Seven days shall ye eat unleavened bread.
About This Quote
This line comes from the Hebrew Bible’s instructions for the Festival of Unleavened Bread (Chag HaMatzot), closely linked with Passover and the Exodus narrative. In the biblical account, Israelites are commanded to eat unleavened bread for seven days and to remove leaven from their houses, commemorating the haste of departure from Egypt when there was no time for dough to rise.

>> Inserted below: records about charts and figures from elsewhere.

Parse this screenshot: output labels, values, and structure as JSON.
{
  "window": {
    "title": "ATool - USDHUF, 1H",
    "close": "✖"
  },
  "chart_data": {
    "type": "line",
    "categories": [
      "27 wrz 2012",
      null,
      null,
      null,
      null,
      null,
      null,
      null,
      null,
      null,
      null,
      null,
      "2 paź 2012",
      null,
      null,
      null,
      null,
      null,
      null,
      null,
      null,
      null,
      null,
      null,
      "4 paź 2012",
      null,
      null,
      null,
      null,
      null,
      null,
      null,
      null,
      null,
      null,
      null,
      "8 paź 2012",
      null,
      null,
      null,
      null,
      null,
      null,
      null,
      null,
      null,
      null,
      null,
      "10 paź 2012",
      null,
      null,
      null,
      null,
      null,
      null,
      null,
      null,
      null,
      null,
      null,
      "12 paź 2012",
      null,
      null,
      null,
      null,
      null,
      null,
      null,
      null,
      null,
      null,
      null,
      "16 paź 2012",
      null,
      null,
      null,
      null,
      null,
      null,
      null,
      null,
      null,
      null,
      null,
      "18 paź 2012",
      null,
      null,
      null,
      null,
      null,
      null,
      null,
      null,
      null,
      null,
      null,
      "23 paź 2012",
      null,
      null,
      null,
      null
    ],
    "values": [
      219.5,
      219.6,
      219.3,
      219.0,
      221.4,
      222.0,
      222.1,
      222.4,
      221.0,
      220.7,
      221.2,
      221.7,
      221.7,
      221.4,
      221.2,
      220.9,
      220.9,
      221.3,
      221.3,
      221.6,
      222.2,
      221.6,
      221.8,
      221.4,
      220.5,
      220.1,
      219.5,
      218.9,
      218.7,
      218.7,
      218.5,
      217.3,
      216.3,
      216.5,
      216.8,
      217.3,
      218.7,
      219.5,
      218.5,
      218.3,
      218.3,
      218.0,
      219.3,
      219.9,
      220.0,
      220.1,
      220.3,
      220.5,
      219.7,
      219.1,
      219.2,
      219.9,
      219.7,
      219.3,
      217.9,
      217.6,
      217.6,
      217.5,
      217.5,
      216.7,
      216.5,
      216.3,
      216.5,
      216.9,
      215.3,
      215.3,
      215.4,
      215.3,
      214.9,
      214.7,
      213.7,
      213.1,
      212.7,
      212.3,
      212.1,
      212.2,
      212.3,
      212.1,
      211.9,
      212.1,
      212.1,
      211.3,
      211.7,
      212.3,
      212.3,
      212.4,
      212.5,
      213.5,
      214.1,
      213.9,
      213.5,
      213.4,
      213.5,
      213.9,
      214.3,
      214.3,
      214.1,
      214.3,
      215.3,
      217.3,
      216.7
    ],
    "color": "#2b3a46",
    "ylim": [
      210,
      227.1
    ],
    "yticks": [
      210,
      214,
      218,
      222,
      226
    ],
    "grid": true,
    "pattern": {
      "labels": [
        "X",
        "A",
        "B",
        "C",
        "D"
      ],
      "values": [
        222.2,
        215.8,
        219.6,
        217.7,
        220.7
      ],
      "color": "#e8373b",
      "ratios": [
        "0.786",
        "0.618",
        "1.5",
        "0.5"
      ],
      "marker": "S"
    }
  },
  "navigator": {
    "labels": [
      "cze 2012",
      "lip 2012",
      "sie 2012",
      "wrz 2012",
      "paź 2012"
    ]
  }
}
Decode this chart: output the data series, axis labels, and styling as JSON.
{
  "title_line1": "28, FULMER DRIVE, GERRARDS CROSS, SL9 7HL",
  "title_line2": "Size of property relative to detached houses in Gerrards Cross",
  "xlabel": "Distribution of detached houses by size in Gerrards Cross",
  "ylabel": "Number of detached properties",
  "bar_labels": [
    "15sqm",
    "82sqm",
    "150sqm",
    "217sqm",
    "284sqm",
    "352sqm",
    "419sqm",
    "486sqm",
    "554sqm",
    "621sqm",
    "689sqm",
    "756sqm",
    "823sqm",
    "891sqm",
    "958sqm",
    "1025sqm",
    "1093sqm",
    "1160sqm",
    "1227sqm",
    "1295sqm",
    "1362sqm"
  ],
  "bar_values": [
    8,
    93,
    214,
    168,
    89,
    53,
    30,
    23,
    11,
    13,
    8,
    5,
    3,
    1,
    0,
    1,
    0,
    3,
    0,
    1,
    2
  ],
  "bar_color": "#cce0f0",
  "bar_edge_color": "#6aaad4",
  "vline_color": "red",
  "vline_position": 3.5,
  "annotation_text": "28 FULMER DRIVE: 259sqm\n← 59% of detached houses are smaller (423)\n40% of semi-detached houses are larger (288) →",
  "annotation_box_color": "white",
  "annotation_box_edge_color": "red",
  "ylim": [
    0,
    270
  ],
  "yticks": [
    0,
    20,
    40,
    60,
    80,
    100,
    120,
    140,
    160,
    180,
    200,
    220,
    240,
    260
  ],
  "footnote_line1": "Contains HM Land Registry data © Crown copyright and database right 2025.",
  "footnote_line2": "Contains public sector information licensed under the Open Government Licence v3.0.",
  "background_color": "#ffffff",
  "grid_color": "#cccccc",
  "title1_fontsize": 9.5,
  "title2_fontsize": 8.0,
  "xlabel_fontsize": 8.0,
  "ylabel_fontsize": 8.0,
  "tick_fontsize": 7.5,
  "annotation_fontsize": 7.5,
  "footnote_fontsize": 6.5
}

The command functions both as ritual law and as a recurring act of communal memory, marking Israel’s liberation story annually through a distinctive dietary practice and household preparation.
Interpretation
On its surface, the sentence is a straightforward ritual directive: for a full week, the community’s staple bread must be made without leaven. Symbolically, unleavened bread becomes a material reminder of urgency, displacement, and deliverance—food that encodes history. The seven-day duration gives the commemoration a complete, structured rhythm, turning memory into sustained practice rather than a single moment. In later Jewish tradition and interpretation, the removal of leaven can also suggest moral and spiritual self-scrutiny (casting out “puffiness” or corruption), though the biblical text itself primarily grounds the practice in historical remembrance and covenant obedience.
Source
The Holy Bible, King James Version, Exodus 12:15 (Festival of Unleavened Bread / Passover instructions).